Thm 1.20 Let $f_1(z),\dots, f_m(z)$ be holomorphic in a domain of $C^n$. Suppose $rank(\frac{\partial(f_1,\dots, f_m)}{\partial(z_1,\dots, z_n)})=v$ independent of $z$ in domain. If $z_0$ is a point of this domain s.t. $det(\frac{\partial(f_1,\dots, f_v)}{\partial(z_1,\dots, z_v)})\neq 0$ at $z=z_0$, then there exists neighborhood $U(z_0)$ s.t. $f_{v+1},\dots, f_{m}$ are functions of $f_1,\dots, f_v$.
$\textbf{Q:}$ What is relation between submanifold via constant rank($f_1,\dots, f_v$ defines a submanifold) and the consequence that $f_{v+1},\dots, f_m$ are functions of $f_1,\dots, f_v$ if one can deduce conclusion from submanifold here? In other words, what is geometric interpretation of the conclusion? It seems that the statement itself has nothing to do with holomorphicity.
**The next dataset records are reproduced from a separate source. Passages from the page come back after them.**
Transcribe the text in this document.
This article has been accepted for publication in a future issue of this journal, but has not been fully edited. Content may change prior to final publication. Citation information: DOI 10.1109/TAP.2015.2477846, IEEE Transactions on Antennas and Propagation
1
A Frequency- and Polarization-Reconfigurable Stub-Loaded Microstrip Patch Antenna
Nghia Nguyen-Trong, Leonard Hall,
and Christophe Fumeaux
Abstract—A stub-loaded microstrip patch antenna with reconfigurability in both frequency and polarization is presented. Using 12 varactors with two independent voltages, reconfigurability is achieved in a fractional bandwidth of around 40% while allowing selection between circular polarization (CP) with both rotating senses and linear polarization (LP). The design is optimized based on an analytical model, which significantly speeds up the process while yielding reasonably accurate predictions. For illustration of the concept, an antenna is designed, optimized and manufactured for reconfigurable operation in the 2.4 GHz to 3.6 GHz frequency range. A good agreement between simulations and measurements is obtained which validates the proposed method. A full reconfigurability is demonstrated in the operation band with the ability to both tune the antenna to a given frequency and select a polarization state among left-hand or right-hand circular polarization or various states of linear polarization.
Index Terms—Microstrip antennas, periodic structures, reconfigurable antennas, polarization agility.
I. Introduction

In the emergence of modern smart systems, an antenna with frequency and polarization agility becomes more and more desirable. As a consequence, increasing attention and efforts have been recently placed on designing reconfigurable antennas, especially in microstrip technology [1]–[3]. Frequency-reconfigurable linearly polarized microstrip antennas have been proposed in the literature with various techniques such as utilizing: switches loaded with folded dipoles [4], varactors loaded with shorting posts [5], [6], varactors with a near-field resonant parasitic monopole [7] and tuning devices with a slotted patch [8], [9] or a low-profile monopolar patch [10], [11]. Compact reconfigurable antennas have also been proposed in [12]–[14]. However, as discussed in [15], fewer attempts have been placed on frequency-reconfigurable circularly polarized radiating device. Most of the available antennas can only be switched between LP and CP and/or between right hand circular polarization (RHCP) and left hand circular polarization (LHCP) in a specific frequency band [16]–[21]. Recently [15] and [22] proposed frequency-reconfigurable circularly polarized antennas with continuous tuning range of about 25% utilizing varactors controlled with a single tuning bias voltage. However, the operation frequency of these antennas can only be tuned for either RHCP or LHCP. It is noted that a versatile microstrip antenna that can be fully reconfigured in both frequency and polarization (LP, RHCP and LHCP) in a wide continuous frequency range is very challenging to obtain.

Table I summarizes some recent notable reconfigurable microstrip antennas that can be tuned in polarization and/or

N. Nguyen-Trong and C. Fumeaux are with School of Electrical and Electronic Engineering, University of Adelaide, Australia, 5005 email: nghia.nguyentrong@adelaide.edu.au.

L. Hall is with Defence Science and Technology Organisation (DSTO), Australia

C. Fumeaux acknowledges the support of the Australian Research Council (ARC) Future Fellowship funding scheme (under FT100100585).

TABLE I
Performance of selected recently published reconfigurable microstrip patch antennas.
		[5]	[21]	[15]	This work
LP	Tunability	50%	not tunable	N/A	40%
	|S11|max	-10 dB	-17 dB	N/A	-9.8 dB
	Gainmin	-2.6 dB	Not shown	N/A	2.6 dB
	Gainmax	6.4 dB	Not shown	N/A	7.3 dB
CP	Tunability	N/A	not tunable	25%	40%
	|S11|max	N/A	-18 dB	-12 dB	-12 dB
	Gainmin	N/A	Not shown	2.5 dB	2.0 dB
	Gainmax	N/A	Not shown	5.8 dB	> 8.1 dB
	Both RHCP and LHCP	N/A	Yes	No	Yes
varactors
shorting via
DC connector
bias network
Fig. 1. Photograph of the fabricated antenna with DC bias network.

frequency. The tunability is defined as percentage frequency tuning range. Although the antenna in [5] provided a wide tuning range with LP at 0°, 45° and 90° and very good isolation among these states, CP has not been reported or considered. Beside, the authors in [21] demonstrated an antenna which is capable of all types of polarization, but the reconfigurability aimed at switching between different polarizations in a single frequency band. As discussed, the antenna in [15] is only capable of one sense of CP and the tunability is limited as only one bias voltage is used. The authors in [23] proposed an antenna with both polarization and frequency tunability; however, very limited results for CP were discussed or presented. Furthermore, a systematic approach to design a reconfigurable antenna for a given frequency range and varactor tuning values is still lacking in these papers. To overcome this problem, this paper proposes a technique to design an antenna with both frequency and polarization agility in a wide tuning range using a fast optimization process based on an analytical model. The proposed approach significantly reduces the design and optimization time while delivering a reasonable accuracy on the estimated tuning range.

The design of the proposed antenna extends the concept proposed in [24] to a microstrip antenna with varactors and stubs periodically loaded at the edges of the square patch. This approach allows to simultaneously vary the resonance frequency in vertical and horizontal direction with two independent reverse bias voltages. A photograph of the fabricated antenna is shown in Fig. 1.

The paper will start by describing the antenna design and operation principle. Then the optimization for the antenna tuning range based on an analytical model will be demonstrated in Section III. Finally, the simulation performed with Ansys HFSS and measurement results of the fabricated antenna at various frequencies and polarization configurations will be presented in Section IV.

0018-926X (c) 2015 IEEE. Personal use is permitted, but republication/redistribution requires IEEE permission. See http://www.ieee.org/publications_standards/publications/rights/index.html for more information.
Hence, I believe the statement is true for real smooth functions as well.
Note that in a neighborhood of $z_0$ we have $df_j\wedge df_1\wedge\dots\wedge df_\nu = 0$ for any $j=\nu+1,\dots,m$ (or else the rank would be at least $\nu+1$). This means that $df_j$ is a (functional) linear combination of $df_1,\dots,df_\nu$, which in turn means that $f_j$ is a function (on that neighborhood) of $f_1,\dots,f_\nu$.